Bootstrap Sampling Rate Greater than 1.0 May Improve Random Forest Performance

TL;DR

This study demonstrates that using a bootstrap sampling rate greater than 1.0 in random forests can significantly improve classification accuracy, challenging previous assumptions about the inefficacy of larger sample sizes.

Contribution

The paper provides empirical evidence that higher bootstrap rates than 1.0 can enhance RF performance and identifies data characteristics as key factors influencing the optimal rate.

Findings

Higher BR values lead to statistically significant accuracy improvements.

Optimal BR depends mainly on dataset characteristics.

Analysis of leaf structures reveals how BR influences tree complexity.

Abstract

Random forests (RFs) utilize bootstrap sampling to generate individual training sets for each component tree by sampling with replacement, with the sample size typically equal to that of the original training set ($N$). Previous research indicates that drawing fewer than $N$ observations can also yield satisfactory results.
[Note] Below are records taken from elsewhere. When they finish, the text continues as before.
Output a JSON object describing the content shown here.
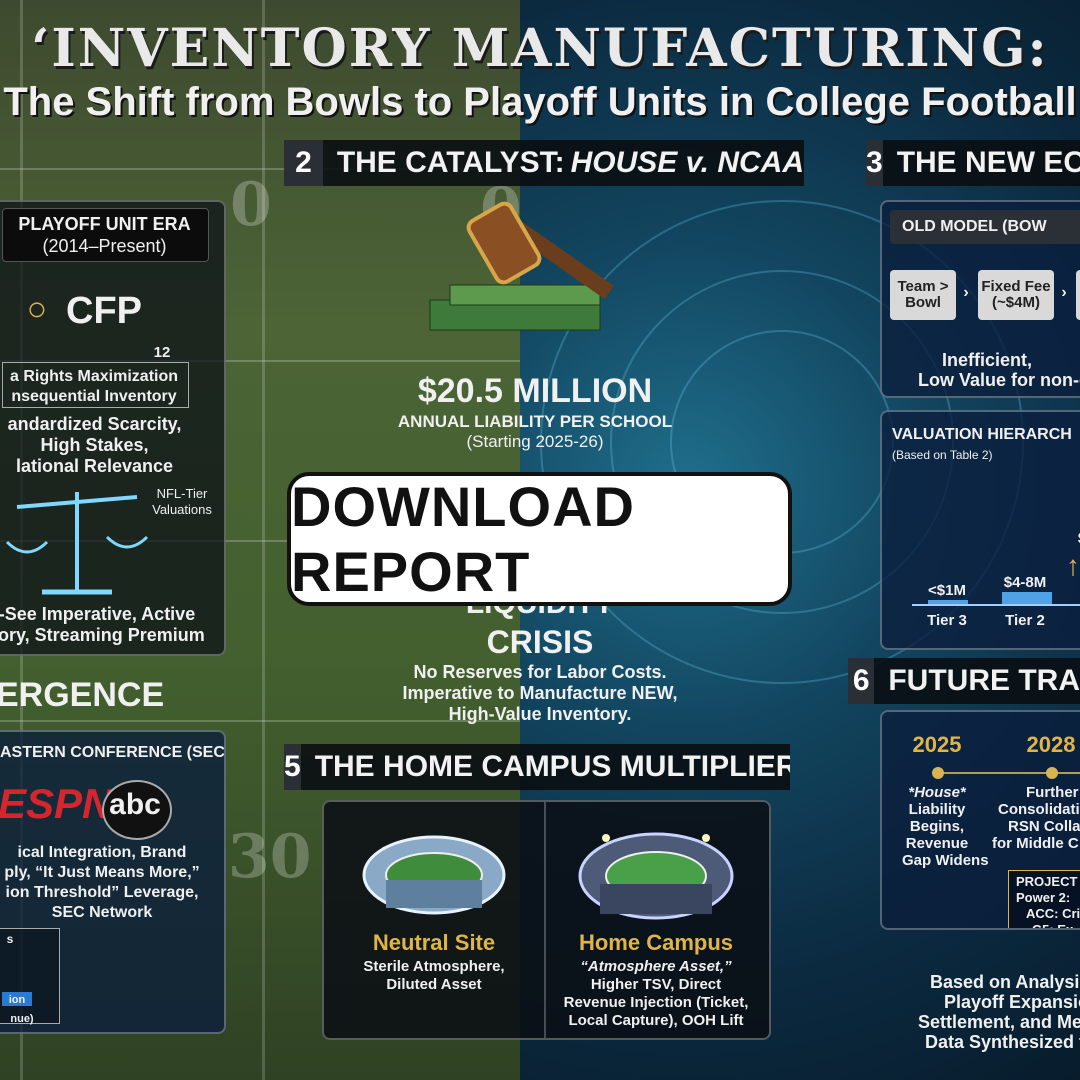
{
  "title": "‘INVENTORY MANUFACTURING:",
  "subtitle": "The Shift from Bowls to Playoff Units in College Football",
  "sections": {
    "s2": {
      "num": "2",
      "label": "THE CATALYST: ",
      "label_italic": "HOUSE v. NCAA"
    },
    "s3": {
      "num": "3",
      "label": "THE NEW EC"
    },
    "s5": {
      "num": "5",
      "label": "THE HOME CAMPUS MULTIPLIER"
    },
    "s6": {
      "num": "6",
      "label": "FUTURE TRA"
    }
  },
  "playoff": {
    "header": "PLAYOFF UNIT ERA",
    "years": "(2014–Present)",
    "logo": "CFP",
    "num": "12",
    "rights1": "a Rights Maximization",
    "rights2": "nsequential Inventory",
    "bullets1": "andardized Scarcity,",
    "bullets2": "High Stakes,",
    "bullets3": "lational Relevance",
    "nfl1": "NFL-Tier",
    "nfl2": "Valuations",
    "imp1": "-See Imperative, Active",
    "imp2": "tory, Streaming Premium"
  },
  "ergence": "ERGENCE",
  "sec": {
    "header": "ASTERN CONFERENCE (SEC)",
    "espn": "ESPN",
    "abc": "abc",
    "l1": "ical Integration, Brand",
    "l2": "ply, “It Just Means More,”",
    "l3": "ion Threshold” Leverage,",
    "l4": "SEC Network",
    "frag1": "s",
    "frag2": "ion",
    "frag3": "nue)"
  },
  "catalyst": {
    "amount": "$20.5 MILLION",
    "liab": "ANNUAL LIABILITY PER SCHOOL",
    "start": "(Starting 2025-26)",
    "liq": "LIQUIDITY",
    "crisis": "CRISIS",
    "d1": "No Reserves for Labor Costs.",
    "d2": "Imperative to Manufacture NEW,",
    "d3": "High-Value Inventory."
  },
  "old_model": {
    "header": "OLD MODEL (BOW",
    "step1": "Team >\nBowl",
    "step2": "Fixed Fee\n(~$4M)",
    "note1": "Inefficient,",
    "note2": "Low Value for non-c"
  },
  "valuation": {
    "header": "VALUATION HIERARCH",
    "source": "(Based on Table 2)",
    "tier3_value": "<$1M",
    "tier2_value": "$4-8M",
    "tier3": "Tier 3",
    "tier2": "Tier 2",
    "dollar": "$"
  },
  "home": {
    "neutral_title": "Neutral Site",
    "neutral_d1": "Sterile Atmosphere,",
    "neutral_d2": "Diluted Asset",
    "home_title": "Home Campus",
    "home_d1": "“Atmosphere Asset,”",
    "home_d2": "Higher TSV, Direct",
    "home_d3": "Revenue Injection (Ticket,",
    "home_d4": "Local Capture), OOH Lift"
  },
  "future": {
    "y1": "2025",
    "y2": "2028",
    "c1a": "*House*",
    "c1b": "Liability",
    "c1c": "Begins,",
    "c1d": "Revenue",
    "c1e": "Gap Widens",
    "c2a": "Further",
    "c2b": "Consolidati",
    "c2c": "RSN Collap",
    "c2d": "for Middle C",
    "p1": "PROJECT",
    "p2": "Power 2: ",
    "p3": "ACC: Cri",
    "p4": "G5: Ex"
  },
  "footer": {
    "l1": "Based on Analysis",
    "l2": "Playoff Expansio",
    "l3": "Settlement, and Med",
    "l4": "Data Synthesized f"
  },
  "yard_numbers": [
    "0",
    "0",
    "30"
  ],
  "cta": "DOWNLOAD REPORT",
  "colors": {
    "accent_gold": "#e0b548",
    "tech_blue": "#12455f",
    "field_green": "#4c6436"
  }
}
The ratio of the number of observations in each bootstrap sample to the total number of training instances is referred to as the bootstrap rate (BR). Sampling more than $N$ observations (BR $>$ 1.0) has been explored only to a limited extent and has generally been considered ineffective. In this paper, we revisit this setup using 36 diverse datasets, evaluating BR values ranging from 1.2 to 5.0. Contrary to previous findings, we show that higher BR values can lead to statistically significant improvements in classification accuracy compared to standard settings (BR $\leq$ 1.0). Furthermore, we analyze how BR affects the leaf structure of decision trees within the RF and investigate factors influencing the optimal BR. Our results indicate that the optimal BR is primarily determined by the characteristics of the data set rather than the RF hyperparameters.